I love Southwest Airlines.
This is not a paid or otherwise incentivized post. It’s a paean, a big sloppy kiss on the nose of every 747 in the SA fleet. In a time when air travel experiences so often fall into categories ranging from disappointing to Rape of Nanking-y, Southwest is a blue-and-orange oasis of sanity that confers dignity upon the people they move around in airplanes. Those people are me.
Here’s what life is good at doing: changing. Here’s what Southwest is good at doing: understanding. When you buy a ticket from Chicago to New York City for a May 3rd flight, for example, and you realize you could return two days earlier and make an important meeting, you can move your flight on May 3rd to May 1st — at no charge. Anytime I do that (and I do that a fair amount right now, seeing as how I live nowhere) I feel like I’m getting away with something. I feel like there must be a catch, a shoe waiting to drop, a Customer Service Representative waiting in the wings to slap a not-insignificant fee on me for not being able to live life with zero fumbles and total clairvoyance. But no one slaps me. And I get back to work with a little extra “zing!” even when I’m just typing something into a Google spreadsheet. (I try to keep such tasks to a minimum.)
Most people’s beef with Southwest is that you don’t have an assigned seat. Why do you want that?

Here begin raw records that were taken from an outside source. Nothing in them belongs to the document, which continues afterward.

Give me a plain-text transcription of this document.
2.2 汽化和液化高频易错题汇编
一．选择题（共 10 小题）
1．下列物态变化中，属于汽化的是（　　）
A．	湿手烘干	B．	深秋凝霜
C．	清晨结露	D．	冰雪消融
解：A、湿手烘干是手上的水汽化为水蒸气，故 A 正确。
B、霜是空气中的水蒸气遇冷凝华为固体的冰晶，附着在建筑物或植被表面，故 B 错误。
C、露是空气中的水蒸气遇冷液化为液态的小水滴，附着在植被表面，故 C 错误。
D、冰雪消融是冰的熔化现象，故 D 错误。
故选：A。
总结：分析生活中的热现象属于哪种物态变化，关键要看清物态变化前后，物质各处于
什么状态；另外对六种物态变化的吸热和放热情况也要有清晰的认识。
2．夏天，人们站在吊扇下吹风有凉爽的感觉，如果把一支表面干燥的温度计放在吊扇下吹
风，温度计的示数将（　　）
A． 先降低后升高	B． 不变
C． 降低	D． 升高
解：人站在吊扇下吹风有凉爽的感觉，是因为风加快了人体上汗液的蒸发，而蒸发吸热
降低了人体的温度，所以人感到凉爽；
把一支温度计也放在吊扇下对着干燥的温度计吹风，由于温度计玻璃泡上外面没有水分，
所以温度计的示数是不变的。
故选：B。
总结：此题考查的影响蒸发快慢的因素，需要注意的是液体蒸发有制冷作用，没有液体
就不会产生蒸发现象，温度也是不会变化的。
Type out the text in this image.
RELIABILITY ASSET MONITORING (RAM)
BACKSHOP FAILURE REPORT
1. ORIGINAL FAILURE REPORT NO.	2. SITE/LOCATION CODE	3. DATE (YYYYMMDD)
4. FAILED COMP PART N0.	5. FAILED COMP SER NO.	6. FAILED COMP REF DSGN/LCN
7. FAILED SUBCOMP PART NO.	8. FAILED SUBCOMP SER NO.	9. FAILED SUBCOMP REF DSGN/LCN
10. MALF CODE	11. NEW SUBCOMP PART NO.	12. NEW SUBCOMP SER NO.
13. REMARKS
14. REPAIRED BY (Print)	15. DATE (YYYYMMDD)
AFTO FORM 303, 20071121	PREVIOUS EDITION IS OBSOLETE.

Another reason I love Southwest is because they don’t charge you extra for your luggage and they let you bring two pieces! At no charge! I Every other airline charges what I think of as a fine, not a fee. They’re fining you for needing to brush your teeth later, fining you for not having a magical dress that you can travel in, go to a meeting in, go out to dinner in, and also feel like wearing again the next day and the day after that. Southwest knows that when you leave your home for a week you need stuff, and that stuff won’t fit in your briefcase. Rather than add $50+ dollars to your transportation cost, however, they’ve figured out how to not do that while keeping airfare prices for the consumer still relatively low. Relatively really low. How could this be possible unless the people running Southwest Airlines were really good at running an airline? Methinks they are good. Also: peanuts.
Thank you, Southwest Airlines. Today, the gate agent who boarded the flight from Denver came onto the plane and announced a birthday before we pushed off. She also said:
“This is a shout-out to Mary Katherine Fons. I love your quilts! I’m a quilter! I love your magazine!”
United has never done that. And you know, I don’t plan on giving them the opportunity to try. I’m a Southwest girl and I wear my wings with pride. Low, low-cost pride.